Ce guide explique les mécanismes d’ajustement à des fins pédagogiques. Il ne recommande pas d’ajuster, ne prévoit pas les reprises et ne promet pas de bénéfice d’ajustement. Les règles du courtier et les relevés personnels de transaction régissent les décisions réelles.
Questions fréquentes
Faut-il ajuster un spread vertical perdant ?
Seulement si le package après ajustement respecte les critères d’une nouvelle transaction dans un budget de perte. Sinon, clôturer préserve davantage de capital que de refinancer une largeur testée.
Quel est l’ajustement le plus courant d’un spread vertical ?
Reporter le strike short testé vers l’extérieur ou vers l’avenir pour reconstruire la largeur, en payant une nouvelle prime pour les spreads débiteurs ou en acceptant un nouveau risque pour les spreads créditeurs. Les plafonds budgétaires décident si la seconde chance est abordable.
Comment un spread vertical devient-il un butterfly ?
En rapprochant les deux strikes du prix actuel, on concentre la zone de profit et on réduit le coût, ce qui convertit une largeur directionnelle en butterfly dépendant d’un cours de pin aux prix actuels.
Quand faut-il clôturer plutôt qu’ajuster ?

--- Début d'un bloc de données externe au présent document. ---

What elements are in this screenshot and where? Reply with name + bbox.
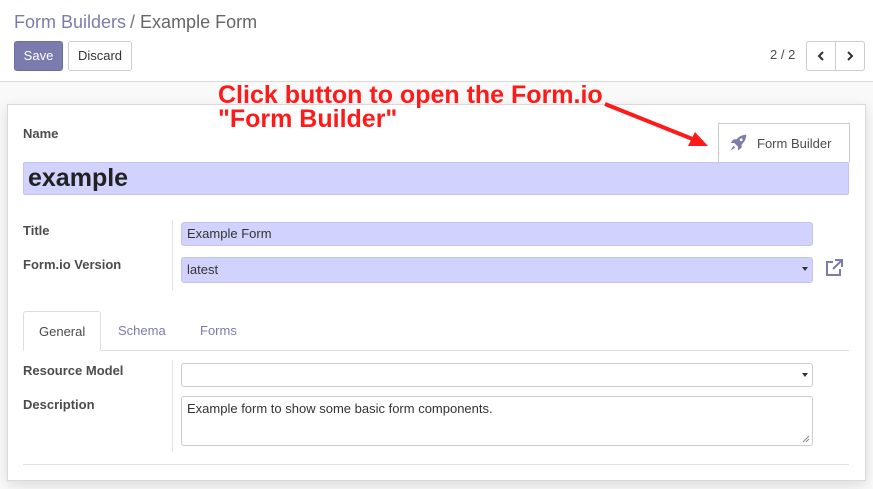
general-column-separator xyxy=(172,360,173,452)
description-label: Description xyxy=(23,397,95,412)
chevron-left-icon xyxy=(817,51,824,61)
formio-version-value: latest xyxy=(187,262,219,277)
pager-value[interactable]: 2 / 2 xyxy=(770,47,795,62)
resource-model-label: Resource Model xyxy=(23,363,124,378)
dropdown-caret-icon xyxy=(802,373,808,377)
breadcrumb-current: Example Form xyxy=(140,12,258,32)
pager-previous-button[interactable] xyxy=(806,41,836,71)
description-textarea[interactable]: Example form to show some basic form com… xyxy=(181,396,813,446)
name-input[interactable]: example xyxy=(23,162,849,195)
title-input[interactable]: Example Form xyxy=(181,222,813,246)
breadcrumb-form-builders-link[interactable]: Form Builders xyxy=(14,12,126,32)
discard-button[interactable]: Discard xyxy=(68,41,132,71)
dropdown-caret-icon xyxy=(802,267,808,271)
title-label: Title xyxy=(23,223,50,238)
chevron-right-icon xyxy=(847,51,854,61)
pager-next-button[interactable] xyxy=(835,41,865,71)
save-button[interactable]: Save xyxy=(14,41,63,71)
breadcrumb: Form Builders / Example Form xyxy=(14,12,257,33)
form-builder-button-label: Form Builder xyxy=(757,135,832,151)
section-divider xyxy=(23,464,849,465)
annotation-arrow-icon xyxy=(604,102,708,146)
tab-forms[interactable]: Forms xyxy=(185,311,252,351)
formio-version-label: Form.io Version xyxy=(23,257,122,272)
tab-schema[interactable]: Schema xyxy=(103,311,181,351)
resource-model-select[interactable] xyxy=(181,363,813,387)
annotation-callout: Click button to open the Form.io "Form B… xyxy=(218,81,603,133)
tab-general[interactable]: General xyxy=(23,311,102,351)
form-builder-button[interactable]: Form Builder xyxy=(718,123,850,163)
breadcrumb-separator: / xyxy=(130,12,136,32)
annotation-line-1: Click button to open the Form.io xyxy=(218,81,603,109)
description-value: Example form to show some basic form com… xyxy=(187,401,493,416)
rocket-icon xyxy=(730,134,747,151)
field-column-separator xyxy=(172,220,173,290)
name-label: Name xyxy=(23,126,59,141)
formio-version-select[interactable]: latest xyxy=(181,257,813,283)
annotation-line-2: "Form Builder" xyxy=(218,105,398,133)
external-link-icon[interactable] xyxy=(824,258,844,278)
resize-grip-icon[interactable] xyxy=(802,435,810,443)
control-panel: Form Builders / Example Form Save Discard … xyxy=(0,0,873,82)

Lorsque les débits totaux dépassent déjà le budget de perte, que les jours restants ne permettent pas le mouvement nécessaire ou que le nouveau package échoue à l’évaluation d’une nouvelle transaction sur ses propres mérites.
Les ajustements modifient-ils le risque d’assignation ?
Oui. Chaque jambe reportée ou ajoutée réinitialise l’exposition à l’exercice, les heures limites et le risque de pin. Examinez les chemins d’assignation du nouveau package, et jamais ceux de la position d’origine.